Another day, another awards ceremony that pays excessive lip service to the lofty goal of diversity. That's right, I'm talking about the 2018 Emmys.
From the show's tongue-in-cheek "diversity" open to host Michael Che's "Reparations Emmys" skit, it was a night that made a lot of on-the-nose jabs at the industry's piss-poor representation statistics. Unfortunately, the joke's on the Emmys, a legacy award that congratulates an industry that still continues to be overwhelmingly white, straight, and male.
Throughout the night, the rallying cry from the Emmys' writer room appeared to be "diversity!!!" made obvious by their efforts to incorporate a relatively diverse range of presenters. And while this year featured a record-breaking number of diverse nominees, for some reason, it took until Regina King's win for Best Lead Actress in a Limited Series or Movie—over an hour into the televised broadcast—for any POC winners to actually grace the stage. Unfortunately though, this shouldn't come as a surprise. Because although contemporary television has been lauded as the harbinger of diversity for the entertainment industry, we still have a long way to go in terms of creating television that's truly reflective of the actual American population.
At this point, I'm getting pretty tired of self-congratulatory industry awards that feel more like ads spotlighting their own diversity initiatives rather than institutions actually working toward any meaningful, lasting change. Like, is it really that hard for old-school pool of industry voters continue to award the same (white) people over and over and over again? Because while it's cool that we (finally) got the first Asian-American nominee for Lead Actress in a Drama Series, is it really progress when they spend more screentime patting themselves on the back for nominating the (very deserving) Sandra Oh than trying to right the lack of television representation for America's fastest growing population? Or even attempt a cursory nod toward the problem? Gina Rodriguez, where was your long-awaited nomination?
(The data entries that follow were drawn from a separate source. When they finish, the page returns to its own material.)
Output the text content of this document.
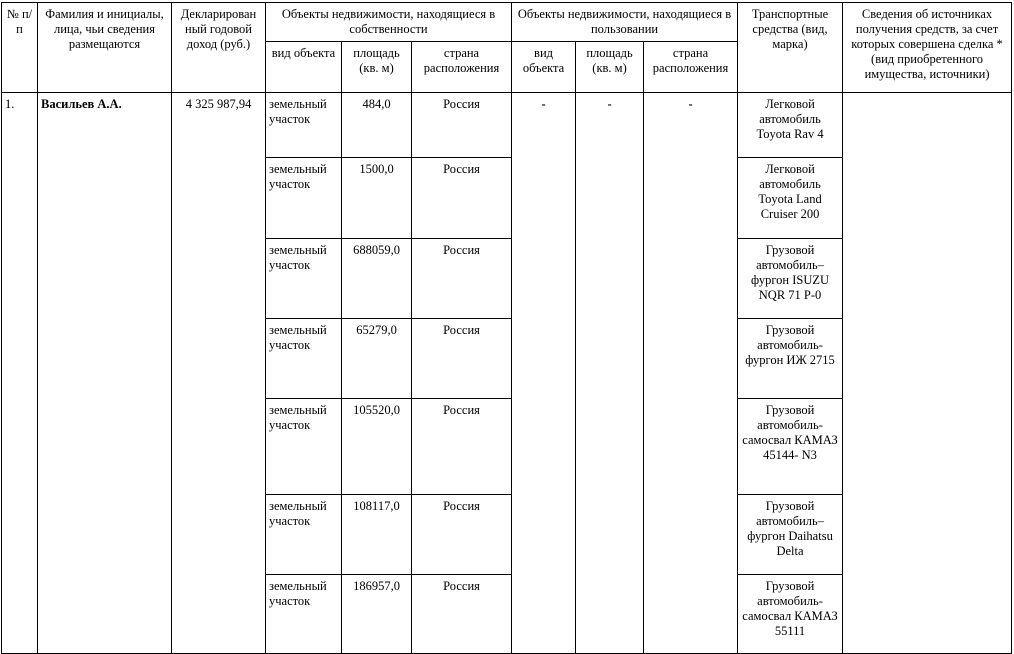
№ п/п	Фамилия и инициалы, лица, чьи сведения размещаются	Декларирован ный годовой доход (руб.)	Объекты недвижимости, находящиеся в собственности			Объекты недвижимости, находящиеся в пользовании			Транспортные средства (вид, марка)	Сведения об источниках получения средств, за счет которых совершена сделка * (вид приобретенного имущества, источники)
			вид объекта	площадь (кв. м)	страна расположения	вид объекта	площадь (кв. м)	страна расположения		
1.	Васильев А.А.	4 325 987,94	земельный участок	484,0	Россия	-	-	-	Легковой автомобиль Toyota Rav 4	
			земельный участок	1500,0	Россия				Легковой автомобиль Toyota Land Cruiser 200	
			земельный участок	688059,0	Россия				Грузовой автомобиль– фургон ISUZU NQR 71 P-0	
			земельный участок	65279,0	Россия				Грузовой автомобиль- фургон ИЖ 2715	
			земельный участок	105520,0	Россия				Грузовой автомобиль- самосвал КАМАЗ 45144- N3	
			земельный участок	108117,0	Россия				Грузовой автомобиль– фургон Daihatsu Delta	
			земельный участок	186957,0	Россия				Грузовой автомобиль- самосвал КАМАЗ 55111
Not only that, but the Emmys also allowed many things that were under their control to supersede their purported emphasis on diversity and representation. After all, it was an awards ceremony that allows Jeff Daniels' horse more airtime than a single creative who could actually qualify as "diverse." An event that let Che—a recent defender of Louis C.K.'s troubling return to the stage—make #MeToo jokes about the "many talented and creative people in Hollywood who haven't been caught yet." A carefully scripted broadcast that, as Vulture's Brian Moylan noted, allowed Black Mirror to become "the first black anything to win an award tonight." An industry lynchpin that gave an award to a limited series about... another overwhelmingly white, male ceremony like the Oscars.
It kind of reminds me of a great tweet I saw once (though I, unfortunately, can't remember who wrote it), which basically went along the lines of, "white people can't even let POC have their own jokes about white people." And while it applied to cringe-y moments like Jimmy Kimmel's diversity nod, more importantly, the undercurrent of the joke was a poignant and relevant one: The oppressors always enjoy joining the oppressed's conversation, but only until it's convenient for them.
Sure, it's nice to bring awareness to the larger issue at hand, but perhaps all the effort that the Television Academy put toward showboating their "wokeness" would be put to better use quietly boosting and supporting the careers of diverse creators? Opening up their ranks in meaningful ways that will impact the industry for decades to come? Encouraging young filmmakers, producers, and actors who may not necessarily see themselves reflected in the nominees by mentoring them? Maybe come back to the white people jokes when you have more than a token nominee or two, and then we can talk.